Es flogen also keine Kugeln in Richtung des auf ihn zufliegenden Raitas, im Gegenteil wanderte Requiem zurück auf Beleths Rücken und mit den so freigewordenen Händen konnte er den vermeintlichen Androiden auch abfangen. Kam ihm irgendwie bekannt vor, aber bei der Bauweise von solchen niedrigeren Rängen war man in der Regel nicht so kreativ, konnte ein baugleiches Modell sein. Darüber nachzudenken kam gerade zeitlich nicht hin, packte das Flugobjekt an beiden Schultern und riss ihn aus der Flugbahn. War sicher nicht die sanfteste Landung auf dem Flachdach, aber bequemer als drüber weg oder woanders gegen klatschen. Er hörte den Kiheda schon, und es war auch abzusehen gewesen dass er wieder einfach frontal angriff.
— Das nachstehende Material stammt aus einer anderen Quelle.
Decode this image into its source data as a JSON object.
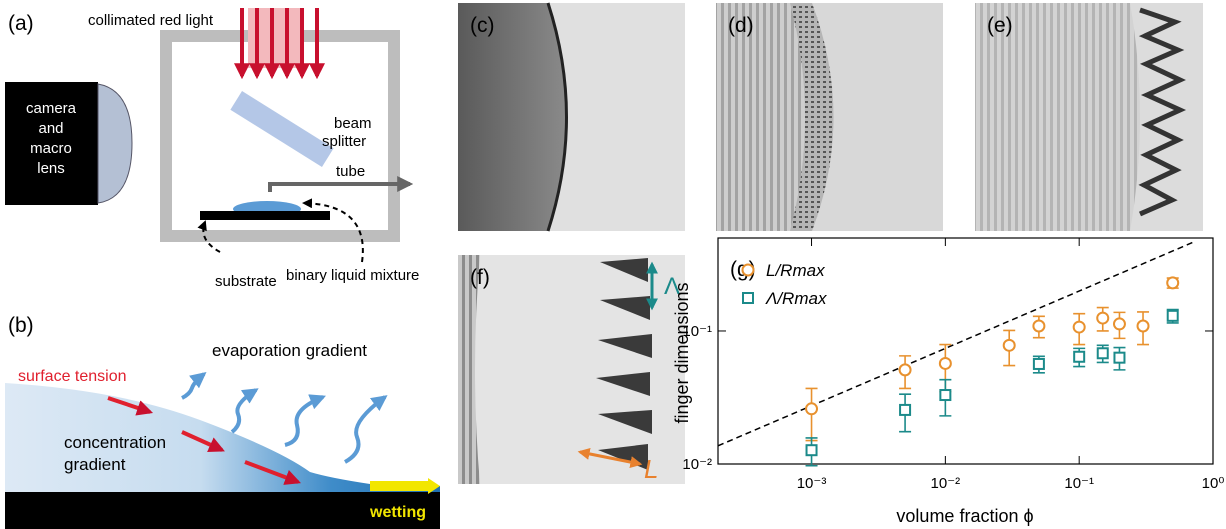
{
  "panels": {
    "a": {
      "label": "(a)",
      "light": "collimated red light",
      "camera": [
        "camera",
        "and",
        "macro",
        "lens"
      ],
      "splitter": [
        "beam",
        "splitter"
      ],
      "tube": "tube",
      "substrate": "substrate",
      "mixture": "binary liquid mixture"
    },
    "b": {
      "label": "(b)",
      "tension": "surface tension",
      "evaporation": "evaporation gradient",
      "concentration": [
        "concentration",
        "gradient"
      ],
      "wetting": "wetting"
    },
    "c": {
      "label": "(c)"
    },
    "d": {
      "label": "(d)"
    },
    "e": {
      "label": "(e)"
    },
    "f": {
      "label": "(f)",
      "spacing": "Λ",
      "length": "L"
    }
  },
  "chart_data": {
    "type": "scatter",
    "label": "(g)",
    "xlabel": "volume fraction ϕ",
    "ylabel": "finger dimensions",
    "log_x": true,
    "log_y": true,
    "legend": "upper left",
    "xlim": [
      0.0002,
      1
    ],
    "ylim": [
      0.01,
      0.5
    ],
    "xticks": [
      {
        "value": 0.001,
        "label": "10⁻³"
      },
      {
        "value": 0.01,
        "label": "10⁻²"
      },
      {
        "value": 0.1,
        "label": "10⁻¹"
      },
      {
        "value": 1,
        "label": "10⁰"
      }
    ],
    "yticks": [
      {
        "value": 0.01,
        "label": "10⁻²"
      },
      {
        "value": 0.1,
        "label": "10⁻¹"
      }
    ],
    "series": [
      {
        "name": "L/Rmax",
        "color": "#e8912e",
        "marker": "circle",
        "x": [
          0.001,
          0.005,
          0.01,
          0.03,
          0.05,
          0.1,
          0.15,
          0.2,
          0.3,
          0.5
        ],
        "values": [
          0.026,
          0.051,
          0.057,
          0.078,
          0.109,
          0.107,
          0.125,
          0.113,
          0.109,
          0.23
        ],
        "errors": [
          0.011,
          0.014,
          0.022,
          0.023,
          0.02,
          0.028,
          0.025,
          0.025,
          0.03,
          0.02
        ]
      },
      {
        "name": "Λ/Rmax",
        "color": "#1b8a8a",
        "marker": "square",
        "x": [
          0.001,
          0.005,
          0.01,
          0.05,
          0.1,
          0.15,
          0.2,
          0.5
        ],
        "values": [
          0.0127,
          0.0255,
          0.033,
          0.0565,
          0.064,
          0.068,
          0.063,
          0.13
        ],
        "errors": [
          0.003,
          0.008,
          0.01,
          0.008,
          0.01,
          0.01,
          0.012,
          0.015
        ]
      }
    ],
    "fit_line": {
      "x": [
        0.0002,
        0.73
      ],
      "y": [
        0.0137,
        0.47
      ]
    }
  }
}
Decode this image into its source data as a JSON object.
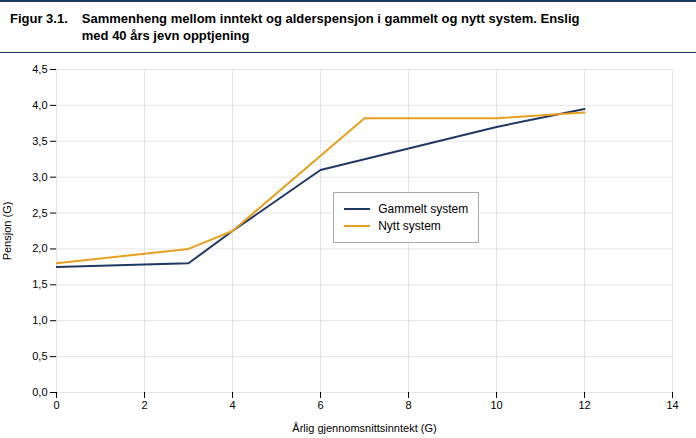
{
  "chart_data": {
    "type": "line",
    "title": "Figur 3.1.",
    "subtitle": "Sammenheng mellom inntekt og alderspensjon i gammelt og nytt system. Enslig\nmed 40 års jevn opptjening",
    "xlabel": "Årlig gjennomsnittsinntekt (G)",
    "ylabel": "Pensjon (G)",
    "xlim": [
      0,
      14
    ],
    "ylim": [
      0,
      4.5
    ],
    "xticks": [
      0,
      2,
      4,
      6,
      8,
      10,
      12,
      14
    ],
    "yticks": [
      {
        "value": 0.0,
        "label": "0,0"
      },
      {
        "value": 0.5,
        "label": "0,5"
      },
      {
        "value": 1.0,
        "label": "1,0"
      },
      {
        "value": 1.5,
        "label": "1,5"
      },
      {
        "value": 2.0,
        "label": "2,0"
      },
      {
        "value": 2.5,
        "label": "2,5"
      },
      {
        "value": 3.0,
        "label": "3,0"
      },
      {
        "value": 3.5,
        "label": "3,5"
      },
      {
        "value": 4.0,
        "label": "4,0"
      },
      {
        "value": 4.5,
        "label": "4,5"
      }
    ],
    "series": [
      {
        "name": "Gammelt system",
        "color": "#1F3864",
        "x": [
          0,
          3,
          4,
          6,
          8,
          10,
          12
        ],
        "values": [
          1.75,
          1.8,
          2.25,
          3.1,
          3.4,
          3.7,
          3.95
        ]
      },
      {
        "name": "Nytt system",
        "color": "#E8A020",
        "x": [
          0,
          3,
          4,
          7,
          8,
          10,
          12
        ],
        "values": [
          1.8,
          2.0,
          2.25,
          3.82,
          3.82,
          3.82,
          3.9
        ]
      }
    ],
    "grid": true,
    "legend": "center"
  }
}
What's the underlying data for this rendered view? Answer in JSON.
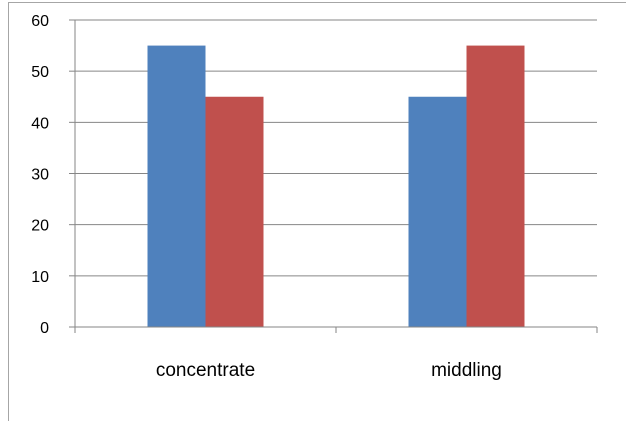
{
  "chart_data": {
    "type": "bar",
    "categories": [
      "concentrate",
      "middling"
    ],
    "series": [
      {
        "values": [
          55,
          45
        ],
        "color": "#4f81bd"
      },
      {
        "values": [
          45,
          55
        ],
        "color": "#c0504d"
      }
    ],
    "yticks": [
      "0",
      "10",
      "20",
      "30",
      "40",
      "50",
      "60"
    ],
    "ylim": [
      0,
      60
    ],
    "grid": true,
    "legend": "none"
  }
}
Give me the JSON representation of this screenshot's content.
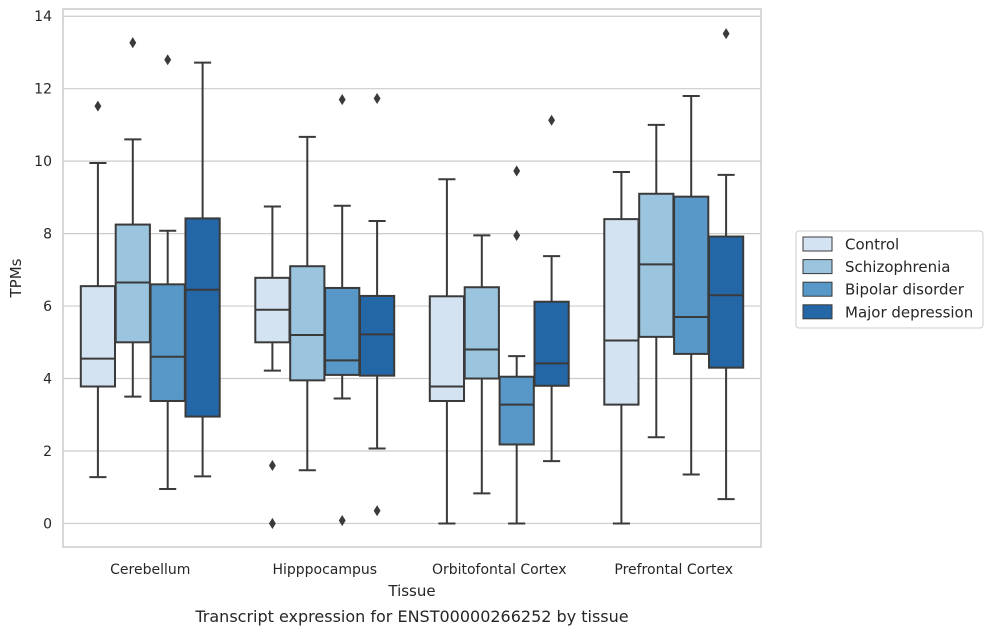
{
  "chart_data": {
    "type": "box",
    "caption": "Transcript expression for ENST00000266252 by tissue",
    "xlabel": "Tissue",
    "ylabel": "TPMs",
    "ylim": [
      -0.65,
      14.2
    ],
    "yticks": [
      0,
      2,
      4,
      6,
      8,
      10,
      12,
      14
    ],
    "grid": "horizontal",
    "legend_position": "right",
    "categories": [
      "Cerebellum",
      "Hipppocampus",
      "Orbitofontal Cortex",
      "Prefrontal Cortex"
    ],
    "series": [
      {
        "name": "Control",
        "color": "#d4e3f2",
        "boxes": [
          {
            "min": 1.28,
            "q1": 3.78,
            "median": 4.55,
            "q3": 6.55,
            "max": 9.95,
            "outliers": [
              11.52
            ]
          },
          {
            "min": 4.22,
            "q1": 5.0,
            "median": 5.9,
            "q3": 6.78,
            "max": 8.75,
            "outliers": [
              1.6,
              0.0
            ]
          },
          {
            "min": 0.0,
            "q1": 3.38,
            "median": 3.78,
            "q3": 6.27,
            "max": 9.5,
            "outliers": []
          },
          {
            "min": 0.0,
            "q1": 3.28,
            "median": 5.05,
            "q3": 8.4,
            "max": 9.7,
            "outliers": []
          }
        ]
      },
      {
        "name": "Schizophrenia",
        "color": "#9bc4df",
        "boxes": [
          {
            "min": 3.5,
            "q1": 5.0,
            "median": 6.65,
            "q3": 8.25,
            "max": 10.6,
            "outliers": [
              13.27
            ]
          },
          {
            "min": 1.47,
            "q1": 3.95,
            "median": 5.2,
            "q3": 7.1,
            "max": 10.67,
            "outliers": []
          },
          {
            "min": 0.83,
            "q1": 4.0,
            "median": 4.8,
            "q3": 6.52,
            "max": 7.95,
            "outliers": []
          },
          {
            "min": 2.38,
            "q1": 5.15,
            "median": 7.15,
            "q3": 9.1,
            "max": 11.0,
            "outliers": []
          }
        ]
      },
      {
        "name": "Bipolar disorder",
        "color": "#5898c8",
        "boxes": [
          {
            "min": 0.95,
            "q1": 3.38,
            "median": 4.6,
            "q3": 6.6,
            "max": 8.08,
            "outliers": [
              12.8
            ]
          },
          {
            "min": 3.45,
            "q1": 4.1,
            "median": 4.5,
            "q3": 6.5,
            "max": 8.77,
            "outliers": [
              11.7,
              0.08
            ]
          },
          {
            "min": 0.0,
            "q1": 2.18,
            "median": 3.28,
            "q3": 4.05,
            "max": 4.62,
            "outliers": [
              9.73,
              7.95
            ]
          },
          {
            "min": 1.35,
            "q1": 4.68,
            "median": 5.7,
            "q3": 9.02,
            "max": 11.8,
            "outliers": []
          }
        ]
      },
      {
        "name": "Major depression",
        "color": "#2467a6",
        "boxes": [
          {
            "min": 1.3,
            "q1": 2.95,
            "median": 6.45,
            "q3": 8.42,
            "max": 12.72,
            "outliers": []
          },
          {
            "min": 2.07,
            "q1": 4.08,
            "median": 5.22,
            "q3": 6.28,
            "max": 8.35,
            "outliers": [
              11.73,
              0.35
            ]
          },
          {
            "min": 1.72,
            "q1": 3.8,
            "median": 4.42,
            "q3": 6.12,
            "max": 7.38,
            "outliers": [
              11.13
            ]
          },
          {
            "min": 0.67,
            "q1": 4.3,
            "median": 6.3,
            "q3": 7.92,
            "max": 9.62,
            "outliers": [
              13.52
            ]
          }
        ]
      }
    ]
  }
}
Bel wandte sich um, dem Raitas damit den Rücken zu und Mayhem wieder in der linken Hand, sah die Faust auf sich zukommen und milderte mit einer Bewegung zur Seite die Wucht des Schlages ab. Tat weh, würde ihm aber immerhin nicht den Kiefer zertrümmern. Viel wichtiger – der Kerl hatte, um ihn zu treffen, zwagsläufig auf Armlänge herankommen müssen, Bel hatte keine Ahnung nach welchen Kriterien die ihre Seneschalle in der raitasarmen Pampa aussuchten, aber er war Hauptmann inmitten von deren Regierungszentrum und ließ sich nicht für blöd verkaufen. Sein rechter Arm schoss vor und packte den Cyborg an der Kehle, mit gerade genug Kraft um diesen auszubremsen, metallene Finger gruben sich in den schmalen Hals. Einen Moment lang roch es verschmort, und ein kurzes, warnendes Blinken verhieß, dass einen Cyborg in vollem Sprung abfangen die Grenze des Machbaren mit frisch reparierten Kabeln war. Seine Reichweite war größer als die des kleineren Cyborgs, und da mit einem weiteren Angriff dessen zu rechnen war, riss er die Protonenwaffe in seiner Linken hoch, mehrere Schüsse auf den offenbar gepanzerten, aber menschlichen Teil des Cyborgkörpers zu richten, wenn der sich nicht schleunigst verkrümelte würden entweder die Kraftimpulse der Geschosse seine Mechanik stören oder die sengenden Projektile ihn in ein Sieb verwandeln. Man konnte den Wahnsinn in dessen Zügen sehen trotz der Maske, es wäre gnädiger ihn zu töten. Er schien nicht bei Sinnen, im Rausch, wohingegen Bel immernoch ununterbrochen scannte und analysierte, um die Situation zu seinen Gunsten zu drehen.